The noise can be found on the first plot on this entry (#4352) drawn in purple. We call it differential noise.

However, remember, the thing we care is the noise appearing in the IR PDH port when the ALS standard configuration is applied (i.e. taking the beatnote and feeding it back to ETMX).

So we have to somehow convert the noise to that in terms of the ALS configuration.

In the ALS configuration, since the loop topology is slightly different from that when the differential noise was measured, we have to apply a transfer function to properly estimate the contribution.

 

(How to estimate)

 It's not so difficult to calculate the contribution from the differential noise under some reasonable assumptions.

Let us assume that the MC servo and the end PDH servo have a higher UGF than the ALS, and assume their gains are sufficiently big.

Then those assumptions allow us to simplify the control loop to like the diagram below:

servos.png

 Since we saw the differential noise from the beatnote path, I inject the noise after the frequency comparison in this model.

Eventually the noise is going to propagate to the f_IR_PDH port by multiplying by G/(1+G), where G is the open loop transfer function of the ALS.

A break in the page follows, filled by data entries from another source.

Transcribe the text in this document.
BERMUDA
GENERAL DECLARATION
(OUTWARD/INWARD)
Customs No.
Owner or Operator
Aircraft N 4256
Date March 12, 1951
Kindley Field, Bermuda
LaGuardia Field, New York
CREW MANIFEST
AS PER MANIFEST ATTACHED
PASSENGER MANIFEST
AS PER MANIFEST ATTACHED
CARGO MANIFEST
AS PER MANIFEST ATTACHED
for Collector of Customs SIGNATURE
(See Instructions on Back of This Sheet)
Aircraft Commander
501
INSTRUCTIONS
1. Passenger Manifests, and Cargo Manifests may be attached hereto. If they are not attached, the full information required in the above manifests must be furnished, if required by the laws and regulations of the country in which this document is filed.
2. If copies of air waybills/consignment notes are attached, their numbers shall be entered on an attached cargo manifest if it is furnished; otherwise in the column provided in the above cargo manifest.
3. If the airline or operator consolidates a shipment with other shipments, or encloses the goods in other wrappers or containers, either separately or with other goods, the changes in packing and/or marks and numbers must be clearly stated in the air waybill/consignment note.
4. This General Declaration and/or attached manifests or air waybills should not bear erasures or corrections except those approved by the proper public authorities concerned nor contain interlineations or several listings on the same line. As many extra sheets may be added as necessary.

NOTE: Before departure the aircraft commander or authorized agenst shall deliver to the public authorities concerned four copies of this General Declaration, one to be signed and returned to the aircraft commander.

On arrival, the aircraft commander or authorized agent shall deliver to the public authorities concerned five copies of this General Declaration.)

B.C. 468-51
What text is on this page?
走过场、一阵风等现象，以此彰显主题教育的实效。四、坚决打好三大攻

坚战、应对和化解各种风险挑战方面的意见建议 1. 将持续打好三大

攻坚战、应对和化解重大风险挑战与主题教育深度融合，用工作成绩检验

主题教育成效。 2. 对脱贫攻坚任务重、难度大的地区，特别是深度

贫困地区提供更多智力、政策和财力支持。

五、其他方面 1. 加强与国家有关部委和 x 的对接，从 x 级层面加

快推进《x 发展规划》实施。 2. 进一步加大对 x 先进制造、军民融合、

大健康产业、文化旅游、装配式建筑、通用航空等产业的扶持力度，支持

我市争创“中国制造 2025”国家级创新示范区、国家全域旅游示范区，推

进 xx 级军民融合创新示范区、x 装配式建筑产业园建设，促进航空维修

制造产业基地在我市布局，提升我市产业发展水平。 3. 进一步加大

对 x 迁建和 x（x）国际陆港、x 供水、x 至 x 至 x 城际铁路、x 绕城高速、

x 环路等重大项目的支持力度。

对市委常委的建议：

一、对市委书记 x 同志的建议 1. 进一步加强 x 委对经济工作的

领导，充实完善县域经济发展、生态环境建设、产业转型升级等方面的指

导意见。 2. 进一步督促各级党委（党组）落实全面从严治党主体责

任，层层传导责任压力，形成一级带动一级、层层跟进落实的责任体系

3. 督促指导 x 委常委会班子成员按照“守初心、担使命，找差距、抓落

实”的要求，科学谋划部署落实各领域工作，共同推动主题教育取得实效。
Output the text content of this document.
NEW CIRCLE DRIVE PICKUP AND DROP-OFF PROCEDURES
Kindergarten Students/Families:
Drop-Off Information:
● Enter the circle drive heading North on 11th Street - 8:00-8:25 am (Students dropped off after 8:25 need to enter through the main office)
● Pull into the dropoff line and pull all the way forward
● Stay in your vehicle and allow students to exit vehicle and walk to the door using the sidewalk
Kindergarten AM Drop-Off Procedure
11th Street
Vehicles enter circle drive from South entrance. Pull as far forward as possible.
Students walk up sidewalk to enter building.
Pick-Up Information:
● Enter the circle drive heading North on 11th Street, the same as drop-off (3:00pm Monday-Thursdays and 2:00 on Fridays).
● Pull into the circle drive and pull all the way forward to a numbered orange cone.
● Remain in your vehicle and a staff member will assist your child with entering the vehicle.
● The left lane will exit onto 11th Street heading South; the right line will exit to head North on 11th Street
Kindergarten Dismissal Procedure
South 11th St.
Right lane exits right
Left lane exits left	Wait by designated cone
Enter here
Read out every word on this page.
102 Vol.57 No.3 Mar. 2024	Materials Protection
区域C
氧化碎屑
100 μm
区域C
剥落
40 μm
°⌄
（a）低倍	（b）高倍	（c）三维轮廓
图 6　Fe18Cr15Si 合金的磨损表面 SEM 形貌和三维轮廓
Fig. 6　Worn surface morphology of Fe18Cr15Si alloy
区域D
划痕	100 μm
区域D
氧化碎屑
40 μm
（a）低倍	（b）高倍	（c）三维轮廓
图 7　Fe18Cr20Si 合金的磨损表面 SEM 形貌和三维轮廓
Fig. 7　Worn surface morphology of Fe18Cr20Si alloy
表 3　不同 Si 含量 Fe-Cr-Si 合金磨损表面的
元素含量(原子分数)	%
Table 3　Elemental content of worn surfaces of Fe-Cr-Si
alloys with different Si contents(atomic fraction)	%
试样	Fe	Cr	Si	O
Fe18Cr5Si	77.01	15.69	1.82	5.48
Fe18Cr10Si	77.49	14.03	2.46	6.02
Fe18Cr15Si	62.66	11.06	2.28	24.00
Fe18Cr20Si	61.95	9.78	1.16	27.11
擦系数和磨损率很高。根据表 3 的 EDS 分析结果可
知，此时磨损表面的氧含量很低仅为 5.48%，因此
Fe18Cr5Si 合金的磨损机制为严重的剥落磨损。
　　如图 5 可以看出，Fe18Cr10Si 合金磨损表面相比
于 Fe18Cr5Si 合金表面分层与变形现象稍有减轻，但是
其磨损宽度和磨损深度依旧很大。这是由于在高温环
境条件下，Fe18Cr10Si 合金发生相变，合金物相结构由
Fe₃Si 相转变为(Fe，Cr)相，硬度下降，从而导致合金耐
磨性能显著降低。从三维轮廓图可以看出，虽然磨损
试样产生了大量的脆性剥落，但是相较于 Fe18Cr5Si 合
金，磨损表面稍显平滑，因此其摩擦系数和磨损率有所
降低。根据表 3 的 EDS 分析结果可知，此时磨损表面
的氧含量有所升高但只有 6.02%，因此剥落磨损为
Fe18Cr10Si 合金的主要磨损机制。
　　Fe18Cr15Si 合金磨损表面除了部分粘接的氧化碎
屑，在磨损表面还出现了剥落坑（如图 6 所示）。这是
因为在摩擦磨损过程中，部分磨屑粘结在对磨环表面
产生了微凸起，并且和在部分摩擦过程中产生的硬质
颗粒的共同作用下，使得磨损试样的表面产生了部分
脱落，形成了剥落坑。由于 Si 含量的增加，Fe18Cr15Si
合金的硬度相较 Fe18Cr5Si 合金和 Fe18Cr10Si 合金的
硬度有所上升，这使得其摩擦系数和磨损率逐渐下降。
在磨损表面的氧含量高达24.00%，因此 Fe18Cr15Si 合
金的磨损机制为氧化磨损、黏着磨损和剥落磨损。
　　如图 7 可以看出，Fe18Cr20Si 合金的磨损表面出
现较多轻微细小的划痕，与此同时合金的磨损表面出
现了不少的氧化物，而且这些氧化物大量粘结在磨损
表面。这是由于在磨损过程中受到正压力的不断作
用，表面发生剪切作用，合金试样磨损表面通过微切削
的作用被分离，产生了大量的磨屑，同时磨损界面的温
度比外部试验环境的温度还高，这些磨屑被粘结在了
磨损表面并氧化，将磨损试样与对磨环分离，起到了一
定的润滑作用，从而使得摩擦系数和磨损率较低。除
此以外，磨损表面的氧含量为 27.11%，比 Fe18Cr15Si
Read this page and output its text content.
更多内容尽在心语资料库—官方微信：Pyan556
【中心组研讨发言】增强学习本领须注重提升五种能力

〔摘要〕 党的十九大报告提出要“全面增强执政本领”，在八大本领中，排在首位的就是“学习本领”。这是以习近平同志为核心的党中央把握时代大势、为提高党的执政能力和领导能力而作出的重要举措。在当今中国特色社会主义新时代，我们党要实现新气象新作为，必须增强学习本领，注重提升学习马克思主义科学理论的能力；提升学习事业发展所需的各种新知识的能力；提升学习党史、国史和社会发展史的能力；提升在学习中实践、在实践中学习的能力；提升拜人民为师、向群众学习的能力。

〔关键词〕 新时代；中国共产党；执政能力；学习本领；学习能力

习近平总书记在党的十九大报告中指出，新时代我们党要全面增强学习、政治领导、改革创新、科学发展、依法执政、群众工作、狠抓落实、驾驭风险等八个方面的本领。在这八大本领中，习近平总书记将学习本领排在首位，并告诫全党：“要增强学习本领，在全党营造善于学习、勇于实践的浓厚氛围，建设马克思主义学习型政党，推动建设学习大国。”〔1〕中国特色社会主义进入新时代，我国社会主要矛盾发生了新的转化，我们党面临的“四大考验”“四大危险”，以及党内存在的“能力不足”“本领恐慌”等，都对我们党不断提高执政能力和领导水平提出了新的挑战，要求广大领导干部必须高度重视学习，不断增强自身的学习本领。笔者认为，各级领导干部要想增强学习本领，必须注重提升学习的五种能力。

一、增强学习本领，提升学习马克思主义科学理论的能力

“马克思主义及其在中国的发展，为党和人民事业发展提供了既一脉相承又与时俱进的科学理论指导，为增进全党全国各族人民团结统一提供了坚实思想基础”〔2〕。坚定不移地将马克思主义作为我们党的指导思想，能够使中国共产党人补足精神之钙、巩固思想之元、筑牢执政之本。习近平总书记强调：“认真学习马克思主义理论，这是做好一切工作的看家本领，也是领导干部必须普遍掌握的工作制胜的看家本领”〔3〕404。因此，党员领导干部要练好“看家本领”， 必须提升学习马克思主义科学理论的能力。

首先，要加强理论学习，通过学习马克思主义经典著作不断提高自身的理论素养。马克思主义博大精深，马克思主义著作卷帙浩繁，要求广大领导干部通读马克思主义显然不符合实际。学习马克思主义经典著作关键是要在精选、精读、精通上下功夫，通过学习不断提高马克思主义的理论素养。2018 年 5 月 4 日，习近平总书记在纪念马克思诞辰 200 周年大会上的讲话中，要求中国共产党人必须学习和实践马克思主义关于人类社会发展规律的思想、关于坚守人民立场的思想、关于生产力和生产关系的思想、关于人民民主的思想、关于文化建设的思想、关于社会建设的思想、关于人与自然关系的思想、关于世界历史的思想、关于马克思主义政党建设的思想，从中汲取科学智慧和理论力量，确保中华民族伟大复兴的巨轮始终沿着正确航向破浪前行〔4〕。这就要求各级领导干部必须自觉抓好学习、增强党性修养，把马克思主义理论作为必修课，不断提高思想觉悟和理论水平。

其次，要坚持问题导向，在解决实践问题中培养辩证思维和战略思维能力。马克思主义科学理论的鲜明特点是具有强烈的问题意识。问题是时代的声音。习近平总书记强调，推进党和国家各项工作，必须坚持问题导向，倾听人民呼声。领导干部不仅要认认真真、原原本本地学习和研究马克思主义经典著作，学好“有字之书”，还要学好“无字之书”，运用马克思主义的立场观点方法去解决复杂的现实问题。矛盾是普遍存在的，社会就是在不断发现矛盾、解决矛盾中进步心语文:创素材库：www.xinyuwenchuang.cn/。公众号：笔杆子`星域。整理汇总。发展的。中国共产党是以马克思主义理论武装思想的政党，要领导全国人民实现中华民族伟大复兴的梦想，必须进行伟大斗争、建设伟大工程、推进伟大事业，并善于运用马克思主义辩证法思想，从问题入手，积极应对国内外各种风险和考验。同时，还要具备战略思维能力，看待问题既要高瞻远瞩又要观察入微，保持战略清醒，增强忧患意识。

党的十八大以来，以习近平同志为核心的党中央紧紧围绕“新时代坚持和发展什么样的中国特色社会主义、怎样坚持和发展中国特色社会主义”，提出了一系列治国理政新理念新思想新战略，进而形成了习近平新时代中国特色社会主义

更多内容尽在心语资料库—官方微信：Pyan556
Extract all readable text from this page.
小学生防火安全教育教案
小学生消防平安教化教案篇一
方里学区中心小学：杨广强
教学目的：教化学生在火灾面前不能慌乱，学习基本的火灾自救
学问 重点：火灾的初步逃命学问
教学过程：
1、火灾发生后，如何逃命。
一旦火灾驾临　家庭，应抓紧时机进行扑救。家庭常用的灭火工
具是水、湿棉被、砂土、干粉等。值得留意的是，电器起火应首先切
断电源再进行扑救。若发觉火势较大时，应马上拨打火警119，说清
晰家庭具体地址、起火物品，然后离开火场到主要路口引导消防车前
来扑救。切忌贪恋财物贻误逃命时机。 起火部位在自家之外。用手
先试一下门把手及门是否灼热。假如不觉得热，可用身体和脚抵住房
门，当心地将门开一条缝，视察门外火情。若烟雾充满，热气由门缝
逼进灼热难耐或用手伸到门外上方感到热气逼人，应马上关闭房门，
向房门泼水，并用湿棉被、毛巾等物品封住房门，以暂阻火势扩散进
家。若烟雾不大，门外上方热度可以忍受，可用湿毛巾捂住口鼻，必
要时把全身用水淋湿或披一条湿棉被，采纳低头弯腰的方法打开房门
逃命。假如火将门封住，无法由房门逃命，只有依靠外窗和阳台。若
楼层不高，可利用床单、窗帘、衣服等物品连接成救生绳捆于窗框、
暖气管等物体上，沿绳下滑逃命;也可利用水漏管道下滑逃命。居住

The plot below shows the open loop transfer function which I used and the resultant G/(1+G).
 

open_loop_TF.png

In the curve of G/(1+G), you can see there is a broad bump with the gain of more than 1,  approximately from 20 Hz to 60 Hz.

Because of this bump, the resultant contribution from the differential noise at this region is now prominent as shown in the plot on the last entry (#4376).

Quote: #4376

I made a noise budget for the ALS noise measurement that I did a week ago (see #4352).